Mr C complained about the care and treatment his late wife (Mrs C) received from St John's Hospital and the Royal Infirmary of Edinburgh. Mrs C attended the emergency department at St John's Hospital where she had tests carried out that suggested that she may be suffering from a viral illness and/or a urinary infection. She was discharged home with antibiotics but remained unwell. She visited her GP four days later who arranged for her to be seen by the medical assessment unit at St John's Hospital. There were delays in Mrs C being seen by a doctor and she was found to have had a small heart attack. Further tests revealed that she had significant coronary artery disease (blockages of the arteries) and so she was transferred to the cardiology team at the Royal Infirmary of Edinburgh. It was further identified that she had an overactive thyroid. Surgery to address the blocked arteries was carried out a few days later. However, within 24 hours Mrs C's condition continued to deteriorate and further investigations were difficult to perform given her poor state of health. Mrs C was transferred to another hospital but died shortly afterwards.

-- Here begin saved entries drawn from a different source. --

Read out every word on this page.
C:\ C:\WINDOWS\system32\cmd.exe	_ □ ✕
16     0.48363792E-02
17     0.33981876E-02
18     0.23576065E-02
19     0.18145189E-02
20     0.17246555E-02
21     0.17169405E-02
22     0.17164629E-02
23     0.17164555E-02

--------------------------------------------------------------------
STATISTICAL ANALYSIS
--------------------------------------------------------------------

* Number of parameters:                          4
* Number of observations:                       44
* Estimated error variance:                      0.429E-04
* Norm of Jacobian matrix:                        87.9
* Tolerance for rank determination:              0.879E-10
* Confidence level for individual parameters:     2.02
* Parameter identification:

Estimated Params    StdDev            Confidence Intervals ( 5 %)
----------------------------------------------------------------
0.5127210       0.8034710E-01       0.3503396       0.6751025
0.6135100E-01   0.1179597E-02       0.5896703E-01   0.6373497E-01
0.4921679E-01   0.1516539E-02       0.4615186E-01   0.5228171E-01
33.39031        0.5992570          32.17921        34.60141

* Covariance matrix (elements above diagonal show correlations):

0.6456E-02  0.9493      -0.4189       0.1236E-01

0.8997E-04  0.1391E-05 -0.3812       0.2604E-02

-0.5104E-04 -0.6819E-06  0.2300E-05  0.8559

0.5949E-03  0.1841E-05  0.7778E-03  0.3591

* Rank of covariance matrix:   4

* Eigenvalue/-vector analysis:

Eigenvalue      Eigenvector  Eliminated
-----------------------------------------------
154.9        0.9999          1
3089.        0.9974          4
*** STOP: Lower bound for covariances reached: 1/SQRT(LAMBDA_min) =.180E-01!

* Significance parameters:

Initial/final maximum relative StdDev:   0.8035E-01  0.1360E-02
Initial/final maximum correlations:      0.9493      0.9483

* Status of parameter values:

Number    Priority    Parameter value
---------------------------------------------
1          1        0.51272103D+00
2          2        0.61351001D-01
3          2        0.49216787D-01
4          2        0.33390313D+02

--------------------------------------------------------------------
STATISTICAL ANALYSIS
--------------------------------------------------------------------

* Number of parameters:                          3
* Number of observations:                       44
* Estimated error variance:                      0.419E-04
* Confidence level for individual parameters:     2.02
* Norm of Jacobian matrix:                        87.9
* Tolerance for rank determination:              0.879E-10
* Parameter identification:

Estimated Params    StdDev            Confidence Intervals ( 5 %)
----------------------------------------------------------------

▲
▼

We took independent advice on this case from three medical advisers who are specialists in emergency medicine, endocrinology (hormone-related diseases) and cardiology. On Mrs C's first visit to the emergency department of St John's Hospital, a junior doctor failed to refer her to a more senior doctor before discharging her. We therefore found that the care provided was unreasonable. We were also critical that, on Mrs C's second visit to St John's Hospital, there was a delay in her being admitted and seen by a doctor. The board accepted and apologised for this. We considered that the treatment given thereafter at St John's Hospital was reasonable. We concluded that the care provided by the Royal Infirmary of Edinburgh was appropriate and in accordance with national guidelines. However, we found that communication with Mr and Mrs C about Mrs C's condition was unreasonable by both hospitals.

Recommendations

We recommended that the board:

  • ensure the junior doctor reflects on the failings identified at their next appraisal;
  • ensure St John's Hospital reviews its policy for patients who should be reviewed by a more senior doctor before discharge from the emergency department, taking account of high-risk presenting symptoms;
  • review its pathway for patients referred from their GP to the medical assessment unit at St John's Hospital to ensure that patients who should be seen urgently do not experience an excessive wait;
  • share with relevant staff involved in Mrs C's care at the Royal Infirmary of Edinburgh the importance of explaining to patients and their family relevant matters related to their condition, and document that this has been done; and
  • apologise to Mr C for the failings identified in relation to Mrs C's initial visit to the emergency department and for the communication failures identified.